Kann man wirklich noch mehr erwarten? Wenn Gott für uns ist, wer kann dann gegen uns sein? Gott, der für uns seinen eigenen Sohn geopfert hat, sollt er uns noch etwas vorenthalten? Wer könnte es wagen, die von Gott Auserwählten anzuklagen? Niemand, denn Gott selbst hat sie von aller Schuld freigesprochen. Wer wollte es wagen, sie zu verurteilen? Keiner, denn Christus ist für sie gestorben, ja noch mehr: Er ist vom Tode auferweckt worden und tritt jetzt vor Gott für uns ein.

 

In diesen Versen wird eine Gerichtsszene geschildert. Es gibt einen Angeklagten, einen Ankläger und einen Richter. Der Ankläger tritt auf, klagt an, beschuldigt und fordert ein Verdammungsurteil.

 

Danach tritt Gott auf als der Richter und spricht ein überraschendes Urteil. Er sagt: Ich bin für dich. Ich spreche dich gerecht, ich spreche dich frei.

 

In der Urteilsbegründung wird deutlich, daß es hier nicht einfach um eine Amnestie geht, nicht um ein alles-halb-so-tragisch. Was Menschen in dieser Welt anderen Menschen antun, ist ungeheuerlich, und wird hier nicht verharmlost.

 

Hier steht eine merkwürdige Formulierung: Ich spreche euch frei, weil ich meinen Sohn dahingegeben habe, für euch, an eurer Stelle.

 

Siegfried Kettling erzählt eine Geschichte, die dieses Geschehen illustriert.

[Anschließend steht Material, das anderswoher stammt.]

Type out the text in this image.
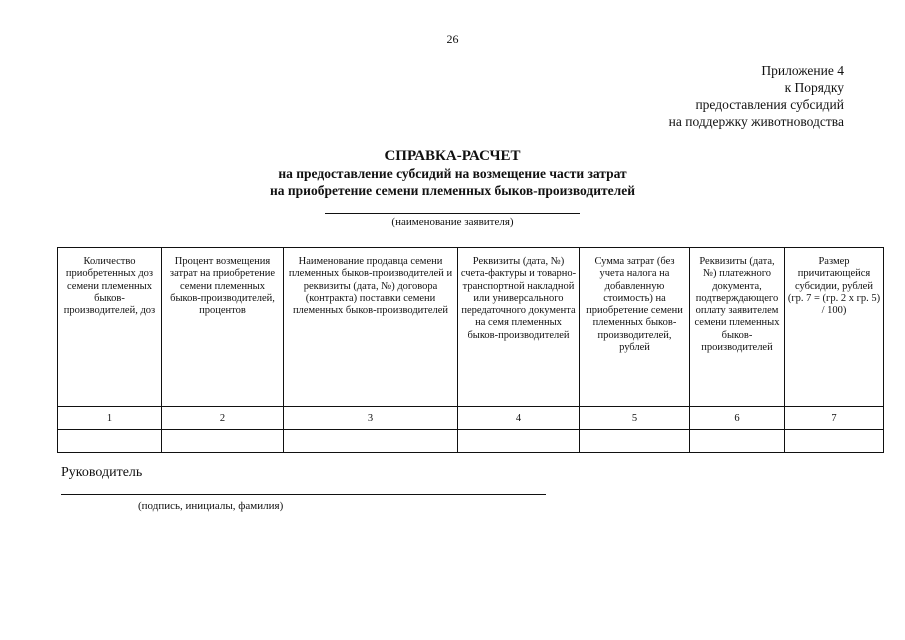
26
Приложение 4
к Порядку
предоставления субсидий
на поддержку животноводства
СПРАВКА-РАСЧЕТ
на предоставление субсидий на возмещение части затрат
на приобретение семени племенных быков-производителей
(наименование заявителя)
Количество приобретенных доз семени племенных быков-производителей, доз	Процент возмещения затрат на приобретение семени племенных быков-производителей, процентов	Наименование продавца семени племенных быков-производителей и реквизиты (дата, №) договора (контракта) поставки семени племенных быков-производителей	Реквизиты (дата, №) счета-фактуры и товарно-транспортной накладной или универсального передаточного документа на семя племенных быков-производителей	Сумма затрат (без учета налога на добавленную стоимость) на приобретение семени племенных быков-производителей, рублей	Реквизиты (дата, №) платежного документа, подтверждающего оплату заявителем семени племенных быков-производителей	Размер причитающейся субсидии, рублей (гр. 7 = (гр. 2 x гр. 5) / 100)
1	2	3	4	5	6	7

Руководитель
(подпись, инициалы, фамилия)
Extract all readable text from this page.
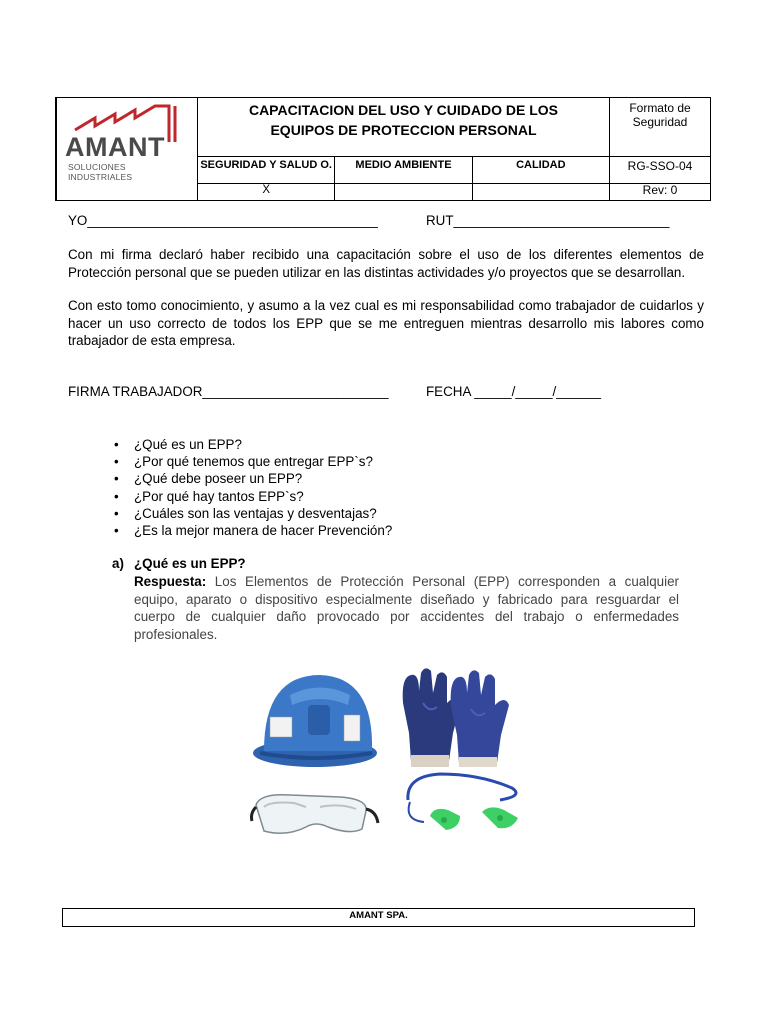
AMANT
SOLUCIONES INDUSTRIALES	CAPACITACION DEL USO Y CUIDADO DE LOS EQUIPOS DE PROTECCION PERSONAL			Formato de Seguridad
	SEGURIDAD Y SALUD O.	MEDIO AMBIENTE	CALIDAD	RG-SSO-04
	X			Rev: 0
YO_______________________________________	RUT_____________________________
Con mi firma declaró haber recibido una capacitación sobre el uso de los diferentes elementos de Protección personal que se pueden utilizar en las distintas actividades y/o proyectos que se desarrollan.
Con esto tomo conocimiento, y asumo a la vez cual es mi responsabilidad como trabajador de cuidarlos y hacer un uso correcto de todos los EPP que se me entreguen mientras desarrollo mis labores como trabajador de esta empresa.
FIRMA TRABAJADOR_________________________	FECHA _____/_____/______
• ¿Qué es un EPP?
• ¿Por qué tenemos que entregar EPP`s?
• ¿Qué debe poseer un EPP?
• ¿Por qué hay tantos EPP`s?
• ¿Cuáles son las ventajas y desventajas?
• ¿Es la mejor manera de hacer Prevención?
a) ¿Qué es un EPP?
Respuesta: Los Elementos de Protección Personal (EPP) corresponden a cualquier equipo, aparato o dispositivo especialmente diseñado y fabricado para resguardar el cuerpo de cualquier daño provocado por accidentes del trabajo o enfermedades profesionales.
AMANT SPA.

Sie spielt in der mittelalterlichen, wilden Gebirgswelt des Kaukasus und handelt von Schemil, dem Führer eines Stammes, der von seinen Leuten außerordentlich geliebt wurde und von ihnen wegen seiner unbedingten Aufrichtigkeit den Beinamen “der Gerechte” erhalten hatte.

Eines Tages beginnt im Lager eine Reihe von Diebstählen, die eine Atmosphäre des gegenseitigen Mißtrauens schaffen.

Trotz der Ankündigung Schemils, den Täter mit der Bastonade, jener brutalen Prügelstrafe der alten Welt, die viele gar nicht oder nur als Krüppel überlebten, zu bestrafen, gehen die Diebstähle weiter.

Die anfängliche Erleichterung über die Festnahme des Täters weicht großer Bestürzung, als bekannt wird, daß der Täter die Mutter Schemils ist.

Wie soll Schemil, der Gerechte reagieren? Setzt er das angekündigte Recht durch - oder setzt sich die Liebe zu seiner Mutter durch. Dann muß er sein gegebenes Wort brechen. Schemil aber bestätigt noch einmal das Urteil. Doch statt es an seiner Mutter zu vollstrecken, läßt er sich selbst an ihrer statt die Bastonade geben.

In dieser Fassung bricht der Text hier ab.